Eine glückliche Sondererfindung der Saharavölker ist der sogenannte Gesichtsschleier oder Litham, ein blaubaumwollener Shawl, der so um den Kopf gewunden wird, daß er nur einen schmalen Schlitz für die Augen frei läßt. Wie wir uns im Winter mittels des ~cache-nez~ durch die eigene Atmung wieder Wärme zuführen, ebenso erwirken Tuareg wie Tubu durch ihren Litham, daß die schmachtend trockene Wüstenluft durch die selbstausgeatmete Feuchtigkeit, die sich im Litham verfängt, durchfeuchtet wird, ehe sie sie einatmen. Die Araber scheinen einen gleichen Schutz nicht zu kennen, pflegen aber bei Smum wohl nicht bloß gegen den Wüstensand, sondern zu dem nämlichen Zweck einen Zipfel ihres Mantels vor Mund und Nase zu ziehen.

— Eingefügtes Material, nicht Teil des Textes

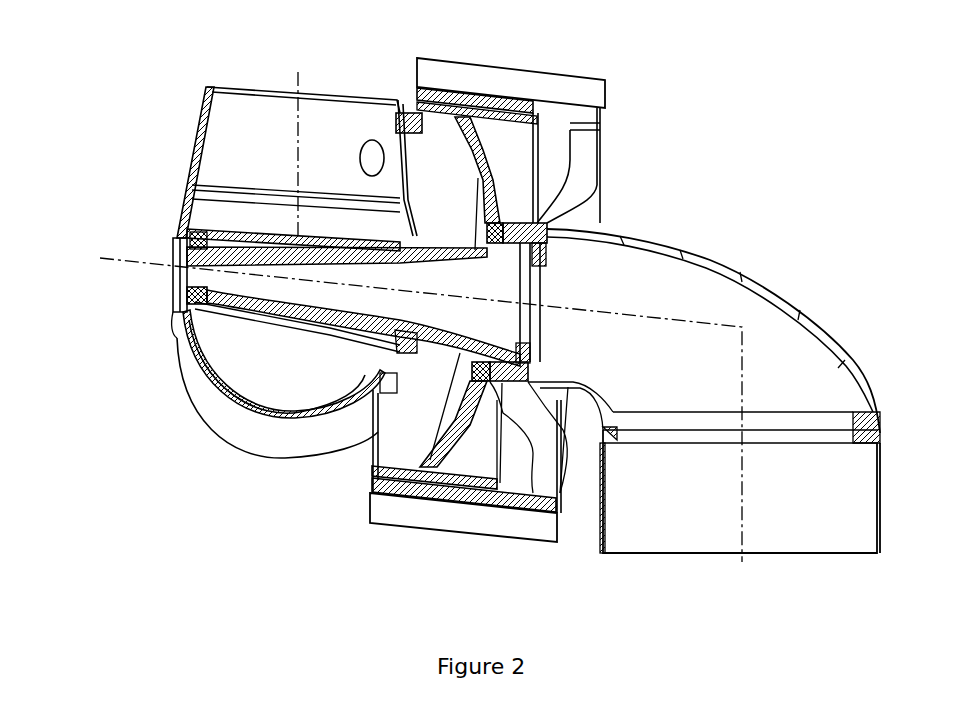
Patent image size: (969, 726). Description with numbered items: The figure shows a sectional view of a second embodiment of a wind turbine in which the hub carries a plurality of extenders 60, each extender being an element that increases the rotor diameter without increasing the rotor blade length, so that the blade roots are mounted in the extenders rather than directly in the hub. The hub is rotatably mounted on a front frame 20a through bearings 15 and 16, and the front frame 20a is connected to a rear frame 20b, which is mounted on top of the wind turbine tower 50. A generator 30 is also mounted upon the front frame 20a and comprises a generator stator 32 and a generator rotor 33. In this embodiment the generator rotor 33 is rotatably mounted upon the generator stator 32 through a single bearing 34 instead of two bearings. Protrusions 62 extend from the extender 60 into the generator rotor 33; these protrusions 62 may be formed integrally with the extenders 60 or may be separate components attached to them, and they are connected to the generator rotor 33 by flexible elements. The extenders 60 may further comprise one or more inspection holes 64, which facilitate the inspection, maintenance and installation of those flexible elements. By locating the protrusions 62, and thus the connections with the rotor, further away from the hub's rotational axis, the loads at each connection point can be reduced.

Den Kopf tragen viele der Völker zum Schirm gegen die schroffen Temperaturwechsel, oft auch gegen den Regen, bedeckt: die Kirgisen mit einem buntgestickten Käppchen, die Iranier mit der hohen, schwarzen Lammfellmütze, andere Morgenländer mit turbanartigem Kopftuch oder Fez, die Hottentottin mit der Fellhaube. Letztere abzulegen öffentlich gilt bei den Hottentotten als schamlos, wie auch der Morgenländer vor dem Höherstehenden oder gar im Gotteshaus nie die Kopfbedeckung abthut, wohl aber der Schuhe oder Sandalen sich entledigt. Christus stets barhäuptig abzubilden ist ganz unhistorisch. Der dicke Burnus des nordafrikanischen Kabilen sowie des Beduinen ist als schlechter Wärmeleiter gegen Tageshitze ein ebenso guter Schutz wie gegen Nachtkälte. Beinkleider treffen wir nur, wo Steppen und Wüsten von kalten Wintern heimgesucht werden, so in den Prärien, in Patagonien und Innerasien; der Mongole legt sie sogar nur im Winter an. Hohe Stiefel sind eine beliebte Zuthat zu den Beinkleidern bei Reitervölkern; manchen Völkern sind Hosen nebst hohen Stiefeln bei beiden Geschlechtern eigen; daher reiten auch Frauen und Mädchen, z. B. bei den Ostturkistanern, den Tanguten am Kuku-Nor, rittlings nach Männerart. Die Tehueltschen ziehen über ihre hohen Reitstiefel noch Überschuhe, um den Fuß auch im Schmelzwasser des Schnees trocken zu halten. Auf dem bis über 70° ~C~ erglühenden Fels- und Sandboden der Sahara zieht die nackte Fußsohle leicht Brandblasen, daher das dortige Bedürfnis, Fellschuhe oder Sandalen aus Kamelleder zu tragen, obwohl der sparsame Tubumann, wo es irgend geht, seine Sandalen an die Spitze des über der Schulter getragenen Speers knüpft, mit dem er leichtfüßig über den glühenden Boden dahinschreitet, ohne daß seine nackten, freilich hornüberzogenen Sohlen auf dem scharfen Gestein zerschnitten werden, während die Stiefel des Europäers auf demselben in Fetzen zerreißen.

Die allgemeine Seltenheit des Wassers hat die Neigungen der Völker geradezu gegensätzlich beeinflußt. Dem Araber ist der Anblick großer Massen von Süßwasser eine ersehnte Augenweide, das Plätschern eines Springquells die liebste Musik; die Fontäne gehört deshalb als Hauptstück in den Mittelpunkt seines gartenartig ausgeschmückten Innenhofs, ohne Baumesschatten und rauschende Quellen kann er sich das Paradies nicht denken. In Centralasien hat dagegen die Seltenheit des Anblicks von fließendem Wasser eine völlige Idiosynkrasie gegen alles kalte Wasser herbeigeführt. Der Mongole schlägt seine Jurte niemals dicht bei der Wasserstelle auf, so nötig er für sich und seine Tiere das Wasser braucht; er trinkt nur gekochtes Wasser, und es wird ihm übel, wenn er den Fremden etwa eine Wildente verspeisen sieht, weil diese zum Wassergeflügel gehört. Die Chinesen sind wahrscheinlich aus der Takla-Makan Innerasiens erst nach China eingewandert. Daraus wird es sich erklären, daß sie nur abgekochtes Wasser zu sich nehmen. So wurden sie die Erfinder des Theetrinkens, und man darf schon die Behauptung wagen: Wir trinken Thee, weil die Chinesen aus Centralasien stammen.